On Tuesday 4 October, Dreweatts hosted the auction of 'Chilham Castle: The Selected Contents from a Christopher Gibbs Interior' which included a superb selection of period furniture, objects and works of art with exceptional provenance. Home to Stuart and Tessa Wheeler, the interiors at Chilham Castle were designed by interior designer Christopher Gibbs, with the help of Jane Ormsby-Gore and Peter Hinwood. The contents were a cross section of Gibbs's vision, with each item representing the collaboration between history and an iconic taste who inspired a whole generation of interior decorators.
The sale was very well viewed and sale day was just as busy, with bidding across four internet bidding platforms, on the phone and in the room. The auction totalled £581,375 (75% above pre-sale estimates), with 95% lots selling and 66% of lots selling above top estimate. Here we take a look at some of the highlights.
Chilham Castle, Canterbury
The Chirk Castle Mirrors
Some of the items from the collection were sourced from a few of this century's great House Sales, including Easton Neston, Godmersham Park, Chirk Castle, and the Royal House of Hanover.
A highlight was Lot 413, a matched pair of Charles II kingwood oyster veneered wall mirrors, dating to circa 1685 and designed in the manner of Thomas Pistor. With fantastic provenance, formerly from Chirk Castle, they sold for £47,500.
Lot 413: A matched pair of Charles II kingwood oyster veneered wall mirrors, in the manner of Thomas Pistor, circa 1685 | Sold for £47,500
The Charles II pier-glasses, with bevelled Vauxhall plate, have bolection-moulded Kingwood frames with superb parquetry in a wave scrolled figuring and central mosaic parquetry medallion of shell scalloped ‘oyster’ veneer. The mirrors, of exceptional scale for their date, were almost certainly commissioned for the Long Gallery at Chirk Castle.
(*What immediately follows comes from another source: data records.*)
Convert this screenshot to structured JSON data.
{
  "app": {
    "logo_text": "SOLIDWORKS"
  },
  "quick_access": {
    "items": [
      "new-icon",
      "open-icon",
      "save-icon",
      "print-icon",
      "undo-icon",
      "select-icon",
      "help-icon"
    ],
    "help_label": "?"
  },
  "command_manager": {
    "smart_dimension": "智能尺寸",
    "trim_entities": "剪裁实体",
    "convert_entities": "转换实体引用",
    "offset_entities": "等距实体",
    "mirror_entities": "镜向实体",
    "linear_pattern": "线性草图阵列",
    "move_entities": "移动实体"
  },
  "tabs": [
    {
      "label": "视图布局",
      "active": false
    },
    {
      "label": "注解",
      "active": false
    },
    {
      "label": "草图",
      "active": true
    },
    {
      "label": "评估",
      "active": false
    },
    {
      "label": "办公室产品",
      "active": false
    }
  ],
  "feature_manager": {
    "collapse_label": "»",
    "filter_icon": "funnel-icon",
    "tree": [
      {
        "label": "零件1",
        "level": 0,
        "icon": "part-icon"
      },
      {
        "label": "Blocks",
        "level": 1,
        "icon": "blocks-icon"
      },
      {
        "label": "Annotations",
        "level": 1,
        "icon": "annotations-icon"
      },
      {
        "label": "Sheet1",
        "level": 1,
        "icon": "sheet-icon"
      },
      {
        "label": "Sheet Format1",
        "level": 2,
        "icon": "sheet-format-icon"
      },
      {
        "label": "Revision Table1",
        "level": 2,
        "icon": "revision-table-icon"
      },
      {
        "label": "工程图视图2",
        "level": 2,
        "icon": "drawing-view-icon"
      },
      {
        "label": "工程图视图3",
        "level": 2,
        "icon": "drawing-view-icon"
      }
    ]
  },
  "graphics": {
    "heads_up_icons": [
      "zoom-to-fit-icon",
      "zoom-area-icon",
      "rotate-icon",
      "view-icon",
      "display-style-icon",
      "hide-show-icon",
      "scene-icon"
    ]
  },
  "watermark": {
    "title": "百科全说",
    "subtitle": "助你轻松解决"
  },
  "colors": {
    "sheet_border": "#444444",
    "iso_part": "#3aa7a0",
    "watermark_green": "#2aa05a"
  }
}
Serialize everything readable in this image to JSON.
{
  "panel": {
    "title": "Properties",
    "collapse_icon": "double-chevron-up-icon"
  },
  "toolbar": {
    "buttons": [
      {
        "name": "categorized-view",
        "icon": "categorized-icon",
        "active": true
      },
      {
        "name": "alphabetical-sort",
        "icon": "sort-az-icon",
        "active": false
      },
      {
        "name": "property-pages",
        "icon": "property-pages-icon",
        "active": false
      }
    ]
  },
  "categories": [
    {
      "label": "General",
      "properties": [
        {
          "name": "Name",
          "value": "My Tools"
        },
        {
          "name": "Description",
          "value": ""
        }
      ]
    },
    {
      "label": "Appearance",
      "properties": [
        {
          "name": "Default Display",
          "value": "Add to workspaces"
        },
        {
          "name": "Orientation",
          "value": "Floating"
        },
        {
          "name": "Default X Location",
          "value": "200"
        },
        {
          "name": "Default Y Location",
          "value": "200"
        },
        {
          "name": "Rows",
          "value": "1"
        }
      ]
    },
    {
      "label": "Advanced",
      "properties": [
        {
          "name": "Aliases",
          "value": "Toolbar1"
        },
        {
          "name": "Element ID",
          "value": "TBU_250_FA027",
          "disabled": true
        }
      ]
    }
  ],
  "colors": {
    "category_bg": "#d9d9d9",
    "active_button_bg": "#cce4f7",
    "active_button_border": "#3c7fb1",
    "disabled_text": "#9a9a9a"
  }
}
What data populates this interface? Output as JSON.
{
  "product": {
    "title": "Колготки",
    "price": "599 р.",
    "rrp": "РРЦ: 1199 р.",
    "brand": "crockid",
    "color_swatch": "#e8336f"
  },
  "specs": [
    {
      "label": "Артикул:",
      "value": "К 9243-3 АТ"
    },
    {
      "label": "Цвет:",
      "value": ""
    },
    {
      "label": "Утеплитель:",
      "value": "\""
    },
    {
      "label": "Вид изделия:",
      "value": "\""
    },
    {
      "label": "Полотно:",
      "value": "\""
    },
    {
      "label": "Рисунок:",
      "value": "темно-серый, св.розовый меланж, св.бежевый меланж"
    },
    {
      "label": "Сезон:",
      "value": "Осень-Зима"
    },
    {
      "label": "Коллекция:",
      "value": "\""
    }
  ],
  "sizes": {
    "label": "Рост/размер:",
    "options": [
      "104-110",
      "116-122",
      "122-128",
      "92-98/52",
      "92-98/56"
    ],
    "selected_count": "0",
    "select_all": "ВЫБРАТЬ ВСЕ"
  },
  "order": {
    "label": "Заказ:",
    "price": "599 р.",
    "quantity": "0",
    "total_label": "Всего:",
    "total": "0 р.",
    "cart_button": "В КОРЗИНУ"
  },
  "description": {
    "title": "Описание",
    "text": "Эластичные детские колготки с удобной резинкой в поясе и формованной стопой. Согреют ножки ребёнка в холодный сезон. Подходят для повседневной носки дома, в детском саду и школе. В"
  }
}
Portrait of Margaret Thatcher
Spirited bidding saw Lot 332, a portrait of Baroness Margaret Thatcher by British artist Richard Stone, achieve £43,750 against a pre-sale estimate of £800-1,200.
This portrait is an earlier version of the work painted for the collection at 10 Downing Street. It was bought by Stuart Wheeler at a Conservative Party fundraising evening in May 2004. It was sold in our auction with a photograph of Stuart Wheeler and Margaret Thatcher in front of the portrait.
Lot 332: Richard Stone (British b.1951), 'Portrait of Baroness Margaret Thatcher, LG, OM (1925-2013), Oil on canvas | Sold for £43,750
A 17th century centre table from Leeds Castle
Formerly from Leeds Castle, we had Lot 365, a late 17th century Continental walnut centre table, probably Italian, which sold for £40,000. Delicately carved, the supports are designed with foliate scrolls, and finished with bearded masks.
Lot 365: A Continental carved walnut centre table, probably Italian, late 17th century | Sold for £40,000
A mid 18th century sofa or canapé à confidents
Supplied by Christopher Gibbs, Lot 433 was a large mid 18th century Continental carved giltwood sofa or canapé à confidents. Beautifully designed, it realised £37,500, more than three times it's pre-sale estimate.
Lot 433: A large Continental carved giltwood sofa or canapé à confidents, mid 18th century | Sold for £37,500
A Brussels biblical tapestry
The auction featured a wonderful selection of textiles including Lot 317, a Brussels biblical tapestry dating from early/mid 16th century. Depicting Rebecca and Eliezer at the well, this piece sold for £30,000.
Also supplied by Christopher Gibbs, the tapestry is woven in metal thread, wools and silks. It depicts the story of Abraham's servant Eliezer meeting Rebecca by the well. They are surrounded with maidens carrying water urns, with Eliezer's camels to the right with a penitent kneeling man. The borders are decorated with fruit and flower clasps and meandering vines, interspersed by various birds, including a falcon, peacock, owls and a monkey and a dog.
Lot 317: A Brussels biblical tapestry depicting Rebecca and Eliezer at the well mid/early 16th century | Sold for £30,000
A tapestry depicting 'The departure of Jacob for the land of Canaan' and almost certainly from the same series and probably from the same set, was in the collection of Chevalier Alphonse de Stuers, the Netherlands Ambassador to France, and sold at Mensing & Fils, Amsterdam, 12 April 1932, lot 304, and again anonymously Sotheby’s London, 10 April 1981, lot 105 (now at the Castle Museum, Gaasbeek).
That tapestry has borders of the same design as this lot and compares with a hanging depicting “The Last Supper” in the Metropolitan Museum of Art, New York (Accession Number: 44.63.4). The Met example has the same slightly unusual but distinctive use of owls to the side panels and is attributed to a design possibly after Michiel Coxie the Elder. It carries an unidentified weaver’s mark but the online illustration for this example is in black and white and has no detail of the signature.